L’amitié… L’amitié, c’est un peu comme l’amour… C’est un sentiment fort qui unit deux personnes dans la confiance et le partage… L’amitié , c’est aussi des moments hauts et des moments plus bas, dont en principe on se remet… qui passent… Enfin, c’était le cas pour moi jusqu’à hier…
Parce qu’hier il s’est passé une chose terriblement violente pour moi, une chose à laquelle je ne m’attendais pas et qui m’a blessée, anéantie même… Qui a transformé mon dimanche en cauchemar, et qui ne va pas passer de sitôt d’ailleurs… Parce qu’hier, avec cette amie-là, il y a eu rupture, une rupture qui m’a fait aussi mal que s’il s’agissait de rupture amoureuse…

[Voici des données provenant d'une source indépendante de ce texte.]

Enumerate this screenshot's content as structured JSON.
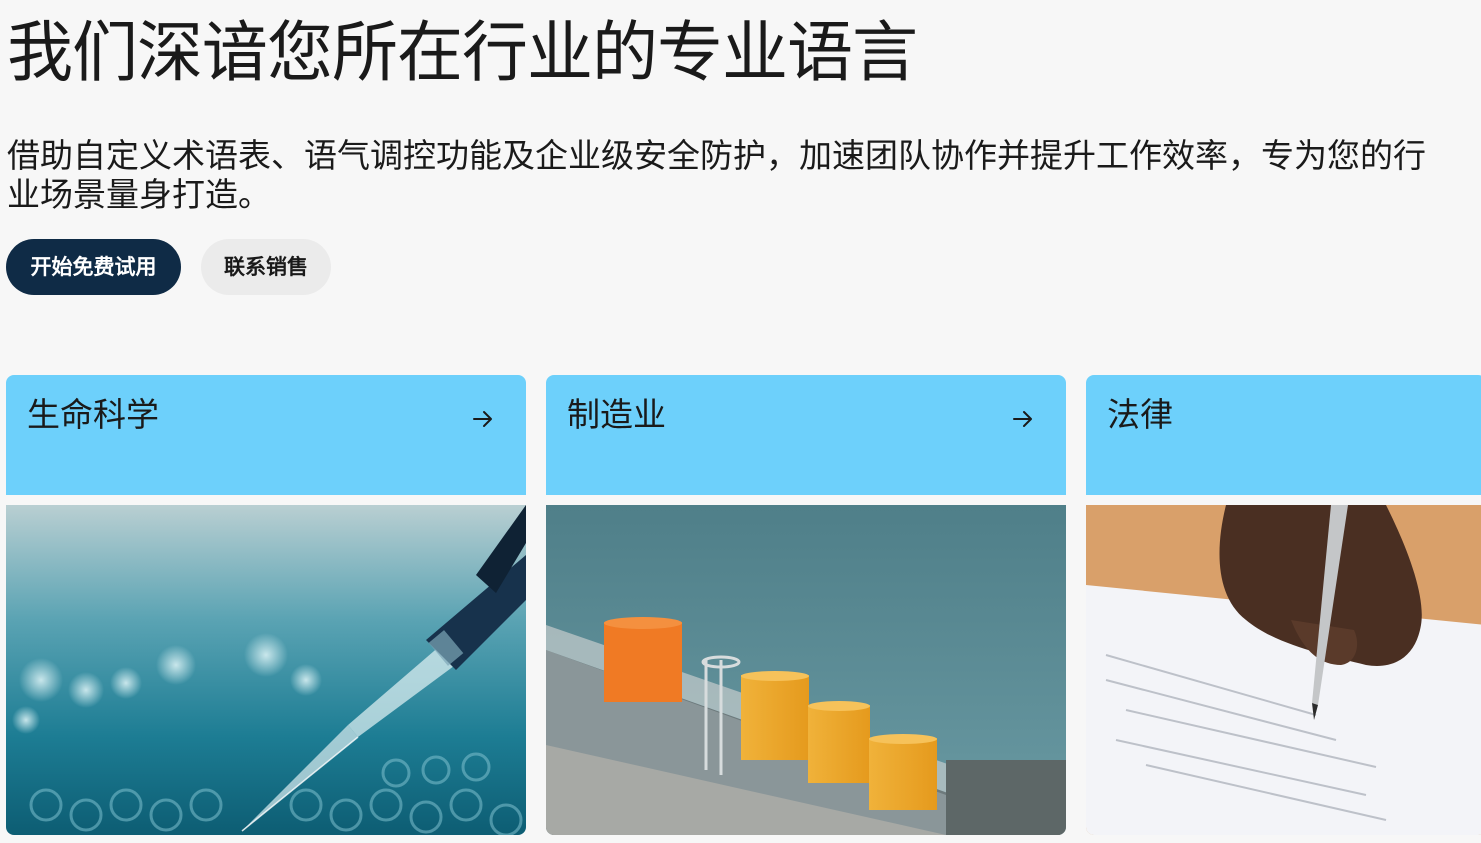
{
  "hero": {
    "headline": "我们深谙您所在行业的专业语言",
    "description": "借助自定义术语表、语气调控功能及企业级安全防护，加速团队协作并提升工作效率，专为您的行业场景量身打造。"
  },
  "actions": {
    "primary_label": "开始免费试用",
    "secondary_label": "联系销售"
  },
  "industries": [
    {
      "title": "生命科学",
      "icon": "arrow-right-icon",
      "image": "pipette-lab-photo"
    },
    {
      "title": "制造业",
      "icon": "arrow-right-icon",
      "image": "rooftop-chimneys-photo"
    },
    {
      "title": "法律",
      "icon": "arrow-right-icon",
      "image": "signing-document-photo"
    }
  ],
  "colors": {
    "background": "#f7f7f7",
    "primary_button": "#0f2b46",
    "secondary_button": "#ebebeb",
    "card_header": "#6dd0fb"
  }
}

Alors oui, la relation était cahotique ces dernières années, parce que – sûrement- ni l’une ni l’autre n’allait bien. Et chacune reconnaît ses erreurs potentielles, son implication, mais il n’empêche que nous en sommes là, à ce stade où l’on constate que même si chacune accorde à l’autre ses qualités, la relation ne fonctionne plus, malgré les conciliations, l’amitié et le respect. Et ça, c’est terrible pour moi… D’autant plus terrible que je pensais qu’on passait à un autre stade, sûrement parce que la vie s’est adoucie pour moi… Mais -et je l’entends complètement- ce n’est pas parce que des choses évoluent pour moi que cela change ce que nous partageons (ou pas !).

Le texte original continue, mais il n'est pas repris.